What you are looking at
An iron core links two separate coils: the violet
primary (driven by an AC source) and the
green
secondary (feeding a load). No wire connects them — only the gold magnetic flux
circulating in the core. The graph tracks the two voltages in real time.
How flux coupling works
The AC current in the primary magnetizes the core, and the iron guides almost all of that flux Φ through the
secondary too. Faraday's law then acts on each coil in proportion to its turns:
V₁ = N₁·dΦ/dt V₂ = N₂·dΦ/dt
Same dΦ/dt for both — so dividing the equations kills it:
V₂ / V₁ = N₂ / N₁
More secondary turns than primary and the voltage is
stepped up; fewer and it's
stepped down. Notice this only works because the flux keeps changing — feed a transformer
DC and dΦ/dt = 0: nothing comes out (and the primary overheats).
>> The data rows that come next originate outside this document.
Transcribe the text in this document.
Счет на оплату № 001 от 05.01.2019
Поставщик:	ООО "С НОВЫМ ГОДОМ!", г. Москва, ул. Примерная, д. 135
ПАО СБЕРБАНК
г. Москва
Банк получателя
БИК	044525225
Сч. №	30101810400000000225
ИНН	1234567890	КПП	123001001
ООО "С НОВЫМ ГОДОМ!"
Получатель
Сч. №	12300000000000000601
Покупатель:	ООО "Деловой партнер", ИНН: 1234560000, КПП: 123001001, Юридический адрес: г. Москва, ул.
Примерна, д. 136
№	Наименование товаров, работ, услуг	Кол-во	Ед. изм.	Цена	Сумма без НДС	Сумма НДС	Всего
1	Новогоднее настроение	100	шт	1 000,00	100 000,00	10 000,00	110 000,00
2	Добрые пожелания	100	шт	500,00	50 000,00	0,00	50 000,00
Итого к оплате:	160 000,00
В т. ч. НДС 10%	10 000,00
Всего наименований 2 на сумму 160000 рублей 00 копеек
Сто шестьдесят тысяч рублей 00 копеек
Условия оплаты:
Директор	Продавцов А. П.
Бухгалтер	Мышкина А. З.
No free lunch: the current trades the other way
An ideal transformer passes power straight through, so what the voltage gains the current must lose:
V₁·I₁ = V₂·I₂ ⇒ I₂ / I₁ = N₁ / N₂
Step 6 V up to 12 V and the secondary delivers only half the current the primary draws. The stats panel
shows both sides of the ledger balancing exactly.
Why the grid depends on this
Transmission losses go as I²R in the cables — so the grid steps voltage
up (hundreds of kV)
to push the same power with tiny current over long lines, then steps it back
down near your
home. This single trick — and the fact that transformers need AC — is the main reason the power grid is AC.
Things to try
Set N₂ = N₁ for a 1:1 isolation transformer. Slide N₂ up and watch V₂ grow while I₁ climbs to pay for it.
Halve the load resistance and both currents double while the voltages stand still — the transformer passes
through whatever power the load demands.